Ketua Umum BPP HIPMI Raja Sapta Oktohari mengajak sekaligus mengetuk hati para pengurus dan anggota HIPMI di sluruh Indonesia untuk dapat menyisihkan rezekinya.

Bencana banjir ini telah menghanyutkan 30 rumah penduduk, menewaskan setidaknya 9 orang, kerugian diprediksi lebih dari 600 M (berdasarkan data BPBD Sumbar). Berikut salah satu liputan berita dari JPNN.

PAINAN–Sumatera Barat dikepung bencana.
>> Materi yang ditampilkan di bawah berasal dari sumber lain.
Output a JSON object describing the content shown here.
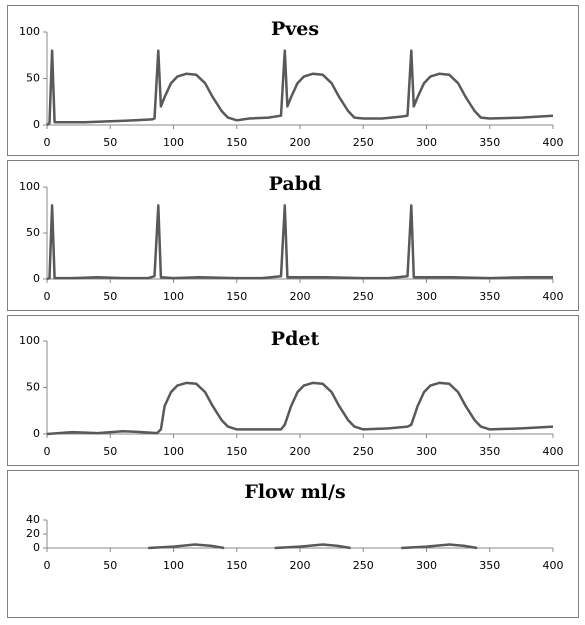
{
  "chart_data": [
    {
      "type": "line",
      "title": "Pves",
      "color": "#595959",
      "x": [
        0,
        2,
        4,
        6,
        10,
        30,
        50,
        70,
        83,
        85,
        88,
        90,
        93,
        98,
        103,
        110,
        118,
        125,
        131,
        138,
        143,
        150,
        160,
        175,
        185,
        188,
        190,
        193,
        198,
        203,
        210,
        218,
        225,
        231,
        238,
        243,
        250,
        265,
        280,
        285,
        288,
        290,
        293,
        298,
        303,
        310,
        318,
        325,
        331,
        338,
        343,
        350,
        375,
        400
      ],
      "values": [
        0,
        2,
        80,
        3,
        3,
        3,
        4,
        5,
        6,
        7,
        80,
        20,
        30,
        45,
        52,
        55,
        54,
        45,
        30,
        15,
        8,
        5,
        7,
        8,
        10,
        80,
        20,
        30,
        45,
        52,
        55,
        54,
        45,
        30,
        15,
        8,
        7,
        7,
        9,
        10,
        80,
        20,
        30,
        45,
        52,
        55,
        54,
        45,
        30,
        15,
        8,
        7,
        8,
        10
      ],
      "xlim": [
        0,
        400
      ],
      "xticks": [
        0,
        50,
        100,
        150,
        200,
        250,
        300,
        350,
        400
      ],
      "ylim": [
        0,
        100
      ],
      "yticks": [
        0,
        50,
        100
      ]
    },
    {
      "type": "line",
      "title": "Pabd",
      "color": "#595959",
      "x": [
        0,
        2,
        4,
        6,
        20,
        40,
        60,
        80,
        85,
        88,
        90,
        100,
        120,
        150,
        170,
        185,
        188,
        190,
        220,
        250,
        270,
        285,
        288,
        290,
        320,
        350,
        380,
        400
      ],
      "values": [
        0,
        1,
        80,
        1,
        1,
        2,
        1,
        1,
        3,
        80,
        2,
        1,
        2,
        1,
        1,
        3,
        80,
        2,
        2,
        1,
        1,
        3,
        80,
        2,
        2,
        1,
        2,
        2
      ],
      "xlim": [
        0,
        400
      ],
      "xticks": [
        0,
        50,
        100,
        150,
        200,
        250,
        300,
        350,
        400
      ],
      "ylim": [
        0,
        100
      ],
      "yticks": [
        0,
        50,
        100
      ]
    },
    {
      "type": "line",
      "title": "Pdet",
      "color": "#595959",
      "x": [
        0,
        20,
        40,
        60,
        75,
        87,
        90,
        93,
        98,
        103,
        110,
        118,
        125,
        131,
        138,
        143,
        150,
        170,
        185,
        188,
        193,
        198,
        203,
        210,
        218,
        225,
        231,
        238,
        243,
        250,
        270,
        285,
        288,
        293,
        298,
        303,
        310,
        318,
        325,
        331,
        338,
        343,
        350,
        375,
        400
      ],
      "values": [
        0,
        2,
        1,
        3,
        2,
        1,
        5,
        30,
        45,
        52,
        55,
        54,
        45,
        30,
        15,
        8,
        5,
        5,
        5,
        10,
        30,
        45,
        52,
        55,
        54,
        45,
        30,
        15,
        8,
        5,
        6,
        8,
        10,
        30,
        45,
        52,
        55,
        54,
        45,
        30,
        15,
        8,
        5,
        6,
        8
      ],
      "xlim": [
        0,
        400
      ],
      "xticks": [
        0,
        50,
        100,
        150,
        200,
        250,
        300,
        350,
        400
      ],
      "ylim": [
        0,
        100
      ],
      "yticks": [
        0,
        50,
        100
      ]
    },
    {
      "type": "line",
      "title": "Flow ml/s",
      "color": "#595959",
      "x": [
        80,
        100,
        117,
        130,
        140,
        160,
        180,
        200,
        218,
        230,
        240,
        260,
        280,
        300,
        318,
        330,
        340
      ],
      "values": [
        0,
        2,
        5,
        3,
        0,
        null,
        0,
        2,
        5,
        3,
        0,
        null,
        0,
        2,
        5,
        3,
        0
      ],
      "xlim": [
        0,
        400
      ],
      "xticks": [
        0,
        50,
        100,
        150,
        200,
        250,
        300,
        350,
        400
      ],
      "ylim": [
        0,
        40
      ],
      "yticks": [
        0,
        20,
        40
      ]
    }
  ]
}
Tingginya curah hujan yang melanda hampir di seluruh daerah, telah menyebabkan terjadinya bencana di mana-mana. Tujuh orang diperkirakan telah tewas terseret arus banjir besar di Pessel dan Solsel. Bencana terparah menimpa Kabupaten Pesisir Selatan (Pessel). Selain banjir dan longsor, abrasi pantai terjadi di sepanjang pantai dan memutus arus transportasi Sumbar-Bengkulu.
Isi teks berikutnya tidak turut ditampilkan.